Il y a cette semaine deux chapitres. Le premier présente les photo prises avec le boitier Canon 6D-MkII, arrivé en fin de vie. L’électronique avait souffert d’une marche sous une pluie dense qui avait transpercé le sac jadis imperméable mais graduellement tout était revenu à la normale. Cette humidité a eu raison, à plusieurs mois de distance, de l’obturateur, jeu de lamelles métalliques qui doivent bouger à des vitesses dépassant le 1/8000è de seconde.
Quelques oiseaux au point d’eau:
Merle noir Turdus merula venu s’abreuver …

… Fauvettes à tête noire Sylvia atricapilla, femelle et mâle …


… des Bergeronnettes grises Motacilla alba …




… et des Chardonnerets élégants Carduelis carduelis, adulte à la face rouge et jeune de l’année à tête brune striée.



La présence du Serin cini Serinus serinus à côté de ma cuisine ne tient qu’à un fil, même s’il a l’embarras du choix

Les Buses variables Buteo buteo affichent encore une fois la variabilité de l’espèce, tout en montrant la différence d’envergure avec le Milan noir, pourtant plus éloigné.


Chapitre deux : voici les premières photos réalisées avec un nouveau boitier, le Canon R6-MkII. C’est un boitier bénéficiant, évidemment, de fonctions et de performances plus modernes et avancées. Il faut bien sûr apprendre à domestiquer certaines de ces fonctions et ajuster quelques réglages, notamment les compensations de contre-jour.
Première « victime », un Milan noir Milvus migrans, aux détails un peu trop marqués à mon goût.

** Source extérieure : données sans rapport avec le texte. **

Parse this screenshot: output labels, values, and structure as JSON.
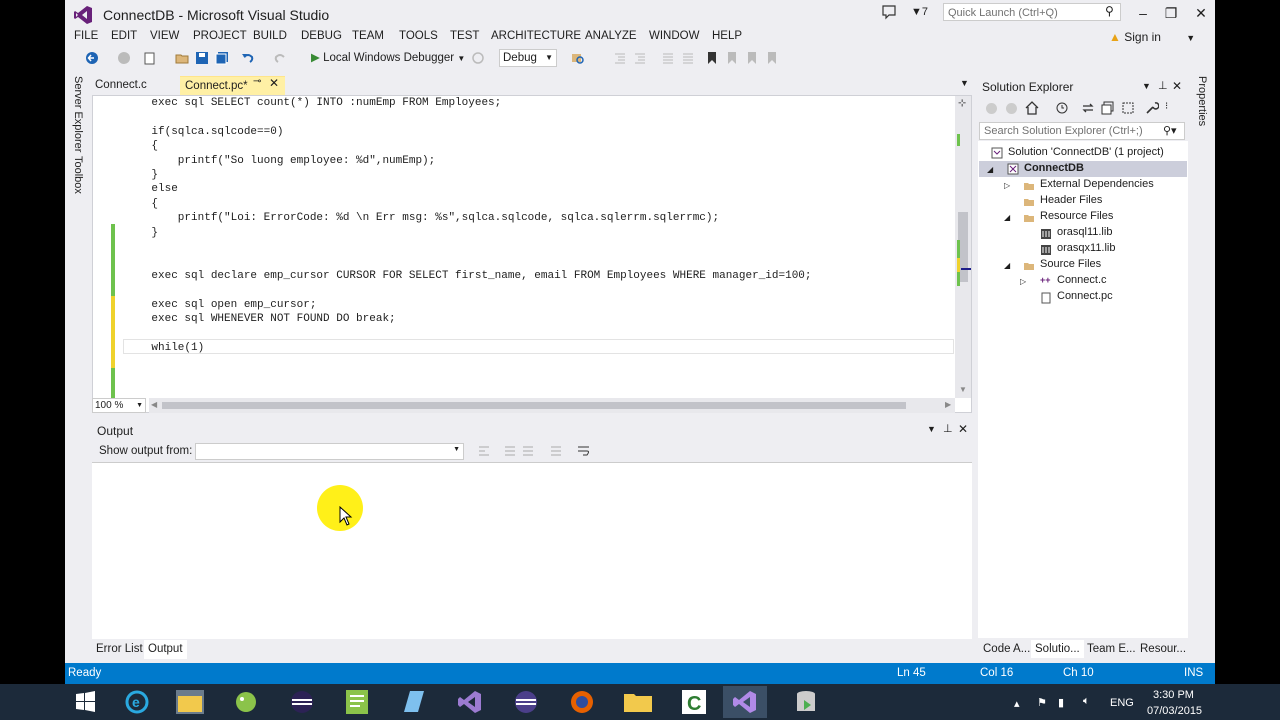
{
  "window": {
    "title": "ConnectDB - Microsoft Visual Studio",
    "notification_count": "7",
    "quick_launch_placeholder": "Quick Launch (Ctrl+Q)",
    "sign_in": "Sign in"
  },
  "menu": [
    "FILE",
    "EDIT",
    "VIEW",
    "PROJECT",
    "BUILD",
    "DEBUG",
    "TEAM",
    "TOOLS",
    "TEST",
    "ARCHITECTURE",
    "ANALYZE",
    "WINDOW",
    "HELP"
  ],
  "toolbar": {
    "debugger_label": "Local Windows Debugger",
    "configuration": "Debug"
  },
  "left_tabs": [
    "Server Explorer",
    "Toolbox"
  ],
  "right_tabs": [
    "Properties"
  ],
  "document_tabs": [
    {
      "label": "Connect.c",
      "active": false
    },
    {
      "label": "Connect.pc*",
      "active": true
    }
  ],
  "editor": {
    "zoom": "100 %",
    "lines": [
      "    exec sql SELECT count(*) INTO :numEmp FROM Employees;",
      "",
      "    if(sqlca.sqlcode==0)",
      "    {",
      "        printf(\"So luong employee: %d\",numEmp);",
      "    }",
      "    else",
      "    {",
      "        printf(\"Loi: ErrorCode: %d \\n Err msg: %s\",sqlca.sqlcode, sqlca.sqlerrm.sqlerrmc);",
      "    }",
      "",
      "",
      "    exec sql declare emp_cursor CURSOR FOR SELECT first_name, email FROM Employees WHERE manager_id=100;",
      "",
      "    exec sql open emp_cursor;",
      "    exec sql WHENEVER NOT FOUND DO break;",
      "",
      "    while(1)"
    ]
  },
  "output": {
    "title": "Output",
    "show_output_from": "Show output from:",
    "source": ""
  },
  "bottom_tabs": [
    "Error List",
    "Output"
  ],
  "solution_explorer": {
    "title": "Solution Explorer",
    "search_placeholder": "Search Solution Explorer (Ctrl+;)",
    "items": [
      {
        "label": "Solution 'ConnectDB' (1 project)",
        "icon": "solution-icon"
      },
      {
        "label": "ConnectDB",
        "icon": "project-icon",
        "selected": true
      },
      {
        "label": "External Dependencies",
        "icon": "folder-icon"
      },
      {
        "label": "Header Files",
        "icon": "folder-icon"
      },
      {
        "label": "Resource Files",
        "icon": "folder-icon"
      },
      {
        "label": "orasql11.lib",
        "icon": "lib-file-icon"
      },
      {
        "label": "orasqx11.lib",
        "icon": "lib-file-icon"
      },
      {
        "label": "Source Files",
        "icon": "folder-icon"
      },
      {
        "label": "Connect.c",
        "icon": "cpp-file-icon"
      },
      {
        "label": "Connect.pc",
        "icon": "file-icon"
      }
    ],
    "bottom_tabs": [
      "Code A...",
      "Solutio...",
      "Team E...",
      "Resour..."
    ]
  },
  "status": {
    "state": "Ready",
    "line": "Ln 45",
    "col": "Col 16",
    "ch": "Ch 10",
    "mode": "INS"
  },
  "taskbar": {
    "apps": [
      "start-icon",
      "internet-explorer-icon",
      "file-explorer-icon",
      "pidgin-icon",
      "eclipse-icon",
      "notepad-icon",
      "document-icon",
      "visual-studio-old-icon",
      "eclipse-dark-icon",
      "firefox-icon",
      "folder-app-icon",
      "camtasia-icon",
      "visual-studio-icon",
      "database-icon"
    ],
    "language": "ENG",
    "time": "3:30 PM",
    "date": "07/03/2015"
  },
  "colors": {
    "accent": "#007acc",
    "active_tab": "#fff0a5",
    "selection": "#cccedb",
    "change_saved": "#6ec24d",
    "change_unsaved": "#efd22c"
  }
}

De toute évidence, les réglages doivent être revus par rapport à l’ancien boitier.

Curieusement, photographier des oiseaux en vol s’avère plus difficile, pour l’instant, avec le nouveau boitier dont le viseur est électronique et affiche une image de type vidéo, il n’y a plus de prisme comme dans les anciens réflex. Voici une Buse variable Buteo buteo de passage.


Aussi de passage un jeune Héron cendré Ardea cinerea de l’année, reconnaissable à son bec gris terne.

Une fois les réglages mieux maîtrisés, photo de belle qualité : une femelle de Fauvette à tête noire Sylvia atricapilla, venue prélever des grains de caseille dans mon jardin.

Au point d’eau dont les conditions de lumière sont toujours difficiles, la prise de vue est simplifiée et donne de bons résultats avec cette jeune Mésange bleue Cyanistes caeruleus.



Sur la rive du lac, un Petit gravelot Charadrius dubius apparaît dans les graviers, malheureusement éloigné …

… mais un jeune Rougequeue noir Phoenicurus ochruros, indifférent à ma présence, s’occupe de son alimentation.




Voici deux images du premier Gobemouche gris Muscicapa striata que je vois cette année.


La plupart des oiseaux « terrestres » ont terminé leur nidification et les jeunes ont pris leur envol. Mais chez les Grands cormorans Phalacrocorax carbo, les petits sont encore aux nids. Nids couverts de fientes et particulièrement malodorants, pourtant il y a peu de mouches autour. En dernière photo,en bas à droite, un jeune laisse pendre son cou hors du nid : désespoir, faim insupportable ? En tout cas, dès le retour de son autre parent, il a repris toute sa vigueur.




Les Grèbes huppés Podiceps cristatus construisent un nid flottant fait de brindilles et de plantes aquatiques. Dès que les poussins sont éclos, ils sont capables de nager et de suivre leurs parents. Ici, un adulte a donné à un des poussins un aliment, un morceau de plante aquatique je crois,et veille à ce que celui-ci puisse se nourrir tranquillement sans être dérangé par les autres.






J’ai enfin revu un Martin pêcheur Alcedo atthis, après des mois sans en apercevoir. Hélas, j’avais devant moi un rideau de roseaux.


Cet article se clôt sur une photo de libellule : celle-ci a le museau velu comme celui d’une vache. Etrange similitude.